Antibody dilution buffer: 5% non-fat dry milk in 0.1 % PBST.

Procedure:

    • Prior to performing the Blocking Peptide Competition Assay (BPCA), optimize conditions for Western blot. Optimized Western blot conditions should be replicated in the BPCA without change.
    • This procedure describes the BPCA using the peptide and the corresponding primary antibody, where an antibody concentration of 1 μg/mL and a 200-fold molar excess of peptide are used in a total reaction volume of 2 mL. Molar ratios are based on the molar mass of IgG and the peptide as 150,000 Daltons and 1,500 Daltons, respectively.
    • Transfer and immobilize the antigen on nitrocellulose or PVDF membrane as described above, preparing two identical test samples for analysis by BPCA. Incubate each membrane with Blocking solutions as described above.
    • Prepare a 2 mL solution of primary antibody at a 2X concentration in dilution buffer relative to the optimum dilution used in the standard Western blot.
    • Slowly warm the lyophilized peptides to room temperature, ideally under desiccation.
    • Reconstitute each of the peptides to a concentration of 150 μg/ml using sterile PBS at room temperature. For a peptide with a molecular mass of 1500, reconstitution of 100 μg with 0.67 mL PBS yields a solution with a concentration of 150μg/ml.
    • Allow the peptides to dissolve at room temperature, and then gently triturate several times using a pipette. Avoid introducing air bubbles.
    • Label 2 test samples as follows:

a) Sample (a): water only. No peptide control.

b) Sample (b): peptide.

    • Prepare 2X peptide stock solutions (4μg/ml) and water control by pipetting the following:

a) Sample (a): no peptide control: 973 μL dilution buffer plus 27 μL water.

b) Sample (b): peptide 2X stock: 973 μL dilution buffer plus 27 μL reconstituted (150 μg/ml) peptide.

    • Pipette 1 mL of the 2X antibody stock into each of the samples marked (a) and (b). The tubes should be incubated for an hour at room temperature with gentle rocking.

Note: some antibody-peptide combinations require incubation for extended periods of time at alternative temperatures. If desired results are not obtained, try incubating the mixture for 1-2 hours at 37° C or for 2-24 hours at 4° C.

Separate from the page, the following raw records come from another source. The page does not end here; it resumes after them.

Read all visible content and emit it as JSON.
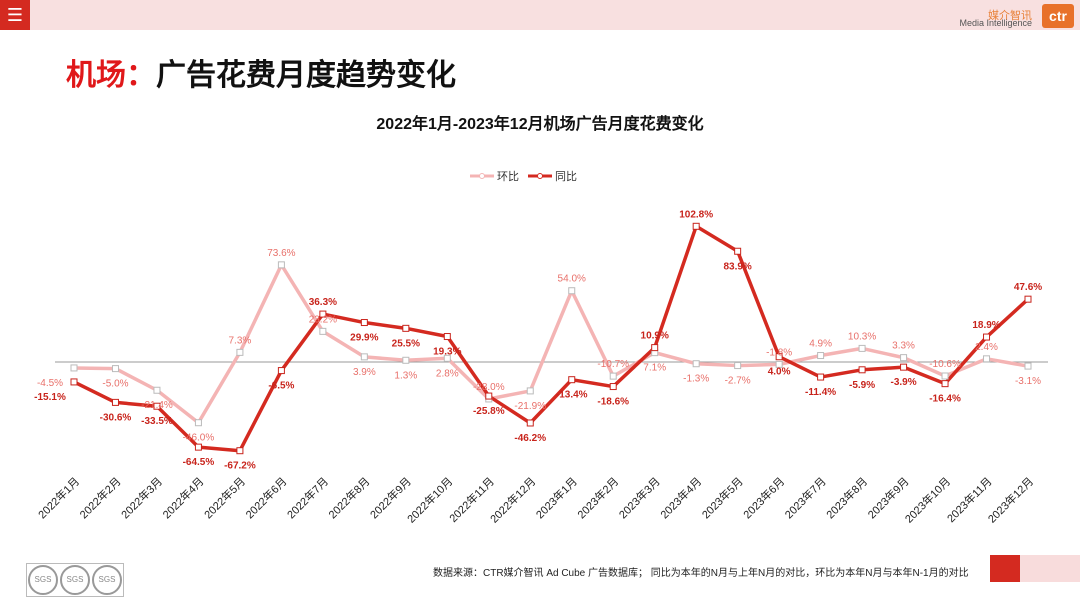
{
  "header": {
    "menu_icon": "hamburger-icon",
    "brand_cn": "媒介智讯",
    "brand_en": "Media Intelligence",
    "logo_text": "ctr"
  },
  "page_title_prefix": "机场：",
  "page_title_rest": "广告花费月度趋势变化",
  "footer": "数据来源：CTR媒介智讯 Ad Cube 广告数据库； 同比为本年的N月与上年N月的对比，环比为本年N月与本年N-1月的对比",
  "sgs_label": "SGS",
  "chart_data": {
    "type": "line",
    "title": "2022年1月-2023年12月机场广告月度花费变化",
    "legend_position": "top",
    "grid": false,
    "categories": [
      "2022年1月",
      "2022年2月",
      "2022年3月",
      "2022年4月",
      "2022年5月",
      "2022年6月",
      "2022年7月",
      "2022年8月",
      "2022年9月",
      "2022年10月",
      "2022年11月",
      "2022年12月",
      "2023年1月",
      "2023年2月",
      "2023年3月",
      "2023年4月",
      "2023年5月",
      "2023年6月",
      "2023年7月",
      "2023年8月",
      "2023年9月",
      "2023年10月",
      "2023年11月",
      "2023年12月"
    ],
    "series": [
      {
        "name": "环比",
        "color": "#f4b4b4",
        "label_color": "#e8706a",
        "values": [
          -4.5,
          -5.0,
          -21.4,
          -46.0,
          7.3,
          73.6,
          23.2,
          3.9,
          1.3,
          2.8,
          -28.0,
          -21.9,
          54.0,
          -10.7,
          7.1,
          -1.3,
          -2.7,
          -1.8,
          4.9,
          10.3,
          3.3,
          -10.6,
          2.4,
          -3.1
        ]
      },
      {
        "name": "同比",
        "color": "#d42a20",
        "label_color": "#c8241c",
        "values": [
          -15.1,
          -30.6,
          -33.5,
          -64.5,
          -67.2,
          -6.5,
          36.3,
          29.9,
          25.5,
          19.3,
          -25.8,
          -46.2,
          -13.4,
          -18.6,
          10.9,
          102.8,
          83.9,
          4.0,
          -11.4,
          -5.9,
          -3.9,
          -16.4,
          18.9,
          47.6
        ]
      }
    ]
  }
}
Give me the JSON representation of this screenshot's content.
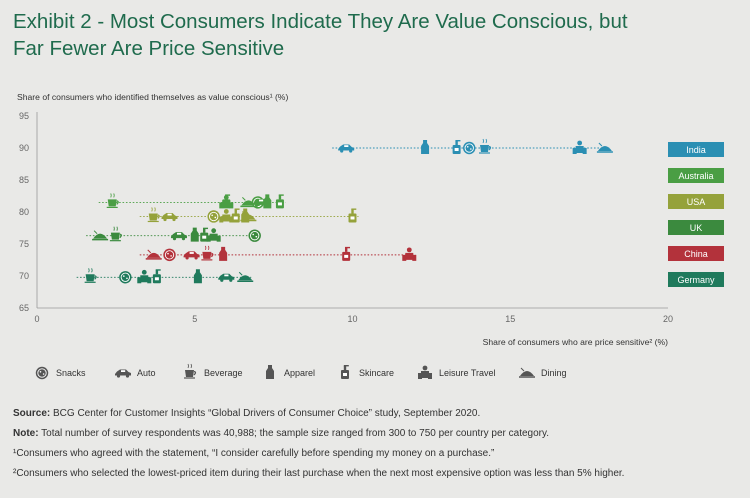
{
  "title_line1": "Exhibit 2 - Most Consumers Indicate They Are Value Conscious, but",
  "title_line2": "Far Fewer Are Price Sensitive",
  "chart_data": {
    "type": "scatter",
    "ylabel": "Share of consumers who identified themselves as value conscious¹ (%)",
    "xlabel": "Share of consumers who are price sensitive² (%)",
    "xlim": [
      0,
      20
    ],
    "ylim": [
      65,
      95
    ],
    "xticks": [
      0,
      5,
      10,
      15,
      20
    ],
    "yticks": [
      65,
      70,
      75,
      80,
      85,
      90,
      95
    ],
    "grid": false,
    "categories": [
      {
        "key": "snacks",
        "label": "Snacks",
        "icon": "snack-icon"
      },
      {
        "key": "auto",
        "label": "Auto",
        "icon": "car-icon"
      },
      {
        "key": "beverage",
        "label": "Beverage",
        "icon": "cup-icon"
      },
      {
        "key": "apparel",
        "label": "Apparel",
        "icon": "shirt-icon"
      },
      {
        "key": "skincare",
        "label": "Skincare",
        "icon": "bottle-icon"
      },
      {
        "key": "leisure",
        "label": "Leisure Travel",
        "icon": "traveler-icon"
      },
      {
        "key": "dining",
        "label": "Dining",
        "icon": "dining-icon"
      }
    ],
    "series": [
      {
        "name": "India",
        "color": "#2b8fb3",
        "y": 90,
        "points": [
          {
            "cat": "auto",
            "x": 9.8
          },
          {
            "cat": "apparel",
            "x": 12.3
          },
          {
            "cat": "skincare",
            "x": 13.3
          },
          {
            "cat": "snacks",
            "x": 13.7
          },
          {
            "cat": "beverage",
            "x": 14.2
          },
          {
            "cat": "leisure",
            "x": 17.2
          },
          {
            "cat": "dining",
            "x": 18.0
          }
        ]
      },
      {
        "name": "Australia",
        "color": "#4a9e44",
        "y": 81.5,
        "points": [
          {
            "cat": "beverage",
            "x": 2.4
          },
          {
            "cat": "skincare",
            "x": 6.0
          },
          {
            "cat": "leisure",
            "x": 6.0
          },
          {
            "cat": "dining",
            "x": 6.7
          },
          {
            "cat": "snacks",
            "x": 7.0
          },
          {
            "cat": "auto",
            "x": 7.1
          },
          {
            "cat": "apparel",
            "x": 7.3
          },
          {
            "cat": "skincare",
            "x": 7.7
          }
        ]
      },
      {
        "name": "USA",
        "color": "#95a23b",
        "y": 79.3,
        "points": [
          {
            "cat": "beverage",
            "x": 3.7
          },
          {
            "cat": "auto",
            "x": 4.2
          },
          {
            "cat": "snacks",
            "x": 5.6
          },
          {
            "cat": "leisure",
            "x": 6.0
          },
          {
            "cat": "skincare",
            "x": 6.3
          },
          {
            "cat": "apparel",
            "x": 6.6
          },
          {
            "cat": "dining",
            "x": 6.7
          },
          {
            "cat": "skincare",
            "x": 10.0
          }
        ]
      },
      {
        "name": "UK",
        "color": "#3b8a3e",
        "y": 76.3,
        "points": [
          {
            "cat": "dining",
            "x": 2.0
          },
          {
            "cat": "beverage",
            "x": 2.5
          },
          {
            "cat": "auto",
            "x": 4.5
          },
          {
            "cat": "apparel",
            "x": 5.0
          },
          {
            "cat": "skincare",
            "x": 5.3
          },
          {
            "cat": "leisure",
            "x": 5.6
          },
          {
            "cat": "snacks",
            "x": 6.9
          }
        ]
      },
      {
        "name": "China",
        "color": "#b3323b",
        "y": 73.3,
        "points": [
          {
            "cat": "dining",
            "x": 3.7
          },
          {
            "cat": "snacks",
            "x": 4.2
          },
          {
            "cat": "auto",
            "x": 4.9
          },
          {
            "cat": "beverage",
            "x": 5.4
          },
          {
            "cat": "apparel",
            "x": 5.9
          },
          {
            "cat": "skincare",
            "x": 9.8
          },
          {
            "cat": "leisure",
            "x": 11.8
          }
        ]
      },
      {
        "name": "Germany",
        "color": "#1f7a5c",
        "y": 69.8,
        "points": [
          {
            "cat": "beverage",
            "x": 1.7
          },
          {
            "cat": "snacks",
            "x": 2.8
          },
          {
            "cat": "leisure",
            "x": 3.4
          },
          {
            "cat": "skincare",
            "x": 3.8
          },
          {
            "cat": "apparel",
            "x": 5.1
          },
          {
            "cat": "auto",
            "x": 6.0
          },
          {
            "cat": "dining",
            "x": 6.6
          }
        ]
      }
    ]
  },
  "notes": {
    "source_label": "Source:",
    "source_text": " BCG Center for Customer Insights “Global Drivers of Consumer Choice” study, September 2020.",
    "note_label": "Note:",
    "note_text": " Total number of survey respondents was 40,988; the sample size ranged from 300 to 750 per country per category.",
    "footnote1": "¹Consumers who agreed with the statement, “I consider carefully before spending my money on a purchase.”",
    "footnote2": "²Consumers who selected the lowest-priced item during their last purchase when the next most expensive option was less than 5% higher."
  }
}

    • Centrifuge the samples for 15 min at 4°C in a microfuge (10k-15k rpm) to pellet any immune complexes. Carefully remove the supernatant. If no visible pellet is seen then just leave approx. 5-10 μL at the bottom to avoid disturbing invisible immune complexes.
    • The pre-incubated antibody in each of the two samples is ready for use. Pipette the contents of each sample onto the two identical test samples for immunoblotting (i.e. western blotting strips).
    • Incubate each strip for 2 hours at room temperature, followed by several washes to remove unbound antibody.
    • Transfer each strip to a new solution containing a labeled secondary antibody, prepared as described above.
    • Remove unbound secondary antibody by thorough washing and develop bands following the standard protocol described above..
    • The signals obtained with antibody incubated with sample (a) (water only, no peptide control) represent the expected signal. Signals obtained with sample (b) (peptide) are compared to the signal from sample (a) to determine if the peptide competes for antigen binding. A positive BPCA result shows no or little binding to a specific band for sample (b).

Note:

a) Ideally an excess of peptide is added to the antibody solution, where 200- to 500-fold more peptide is added on a molar basis relative to antibody. There does not appear to be any significant difference between a 200-fold and 500-fold excess. If the results of the BPCA are less than optimum, then try altering the concentration of peptide upward or downward (i.e. fix the antibody concentration) to improve the results of the BPCA. The best results are often determined empirically.

b) The higher the antibody titer or initial volume of antibody taken, the higher will be the antigen/peptide necessary to completely block the antibody activity.

c) A partial inhibition of antibody activity is an indication that more peptide will be needed to completely block the antibody.